The Turschaks hurried home and received another visitor: an Orange County sheriff's deputy.
Campaign signs are vandalized or stolen so often that many people don't report it, and, when they do, law officers often don't investigate.
This time was different.
The corner of the Turschak's yard where the signs are posted is a prominent point in the Oak Crest subdivision just south of Chapel Hill, so the homeowners association maintains it.
It's far enough from the Turschaks' home that it's not obviously part of their yard, and the boy's mother, Johanna Gisladottir, said she and many neighbors thought it was community property.

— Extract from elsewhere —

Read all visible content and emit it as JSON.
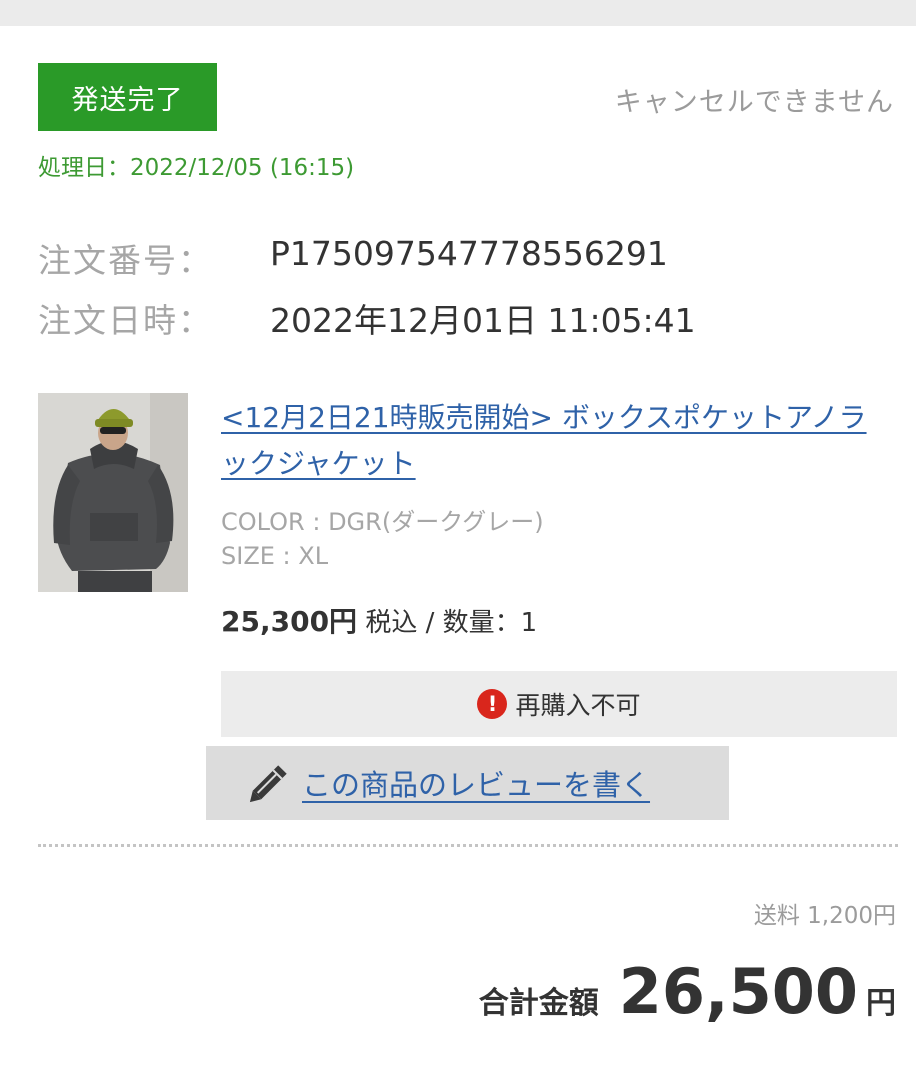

They were troubled, she said, that someone had apparently claimed the corner on behalf of the Republican Party.
Her son, whom she declined to name, took the Obama sign to the corner on his own, she said, after being inspired by a discussion she had with a neighbor about adding one to the mix.
"I don't know what his intention was when he ran out, or I would not have allowed him to leave," Gisladottir said. "I honestly don't think he had a concrete plan."
Noble told an investigator that the boy had been trying to pull up the McCain sign so that he could see how it was constructed, a spokesman for the Sheriff's Department said Wednesday.
The video, Turschak said, makes clear that the boy was planning to switch the signs, which are essentially sheathes that slip over metal framework. The boy had only brought the Democratic sheath, not the legs.
Not all the thefts, Turschak said, could have been caused by a misunderstanding about the land. One sign had been beside his driveway, and a next-door neighbor lost a McCain sign, too.
Turschak, who has a degree in electrical engineering, said he tested the shock on himself while wiring the signs, and did so again while a reporter watched Wednesday, touching both signs repeatedly without flinching. Under each was a yellow sign warning that they were electrified.
Turschak , it turns out, isn't a member of Orange County's perennially embattled Republicans, who are outnumbered nearly 3 to 1 by Democrats. He's registered as an unaffiliated voter and said he doesn't agree fully with either party.
"This isn't about politics," he said. "This is about my right to protect my property and my ability to display my beliefs."
Capt. James Nida of the Sheriff's Department talked to both families Wednesday. Nida, who as a child experienced the charms of electric fences, didn't feel the need to test Turschak's signs.
"Been there, done that," he said.
Sheriff Lindy Pendergrass said he doesn't plan to file charges. The deputy who investigated Tuesday said the pet-fence setup probably was legal, Turschak said, but perhaps more trouble than it was worth. Turschak said Wednesday morning that he would pull the plug on the signs. The camera, though, stayed.
And Wednesday afternoon while the Turschaks were at a daughter's soccer game, it captured an angry-looking woman striding up.
"We got home and both signs were gone," he said. "Broad daylight."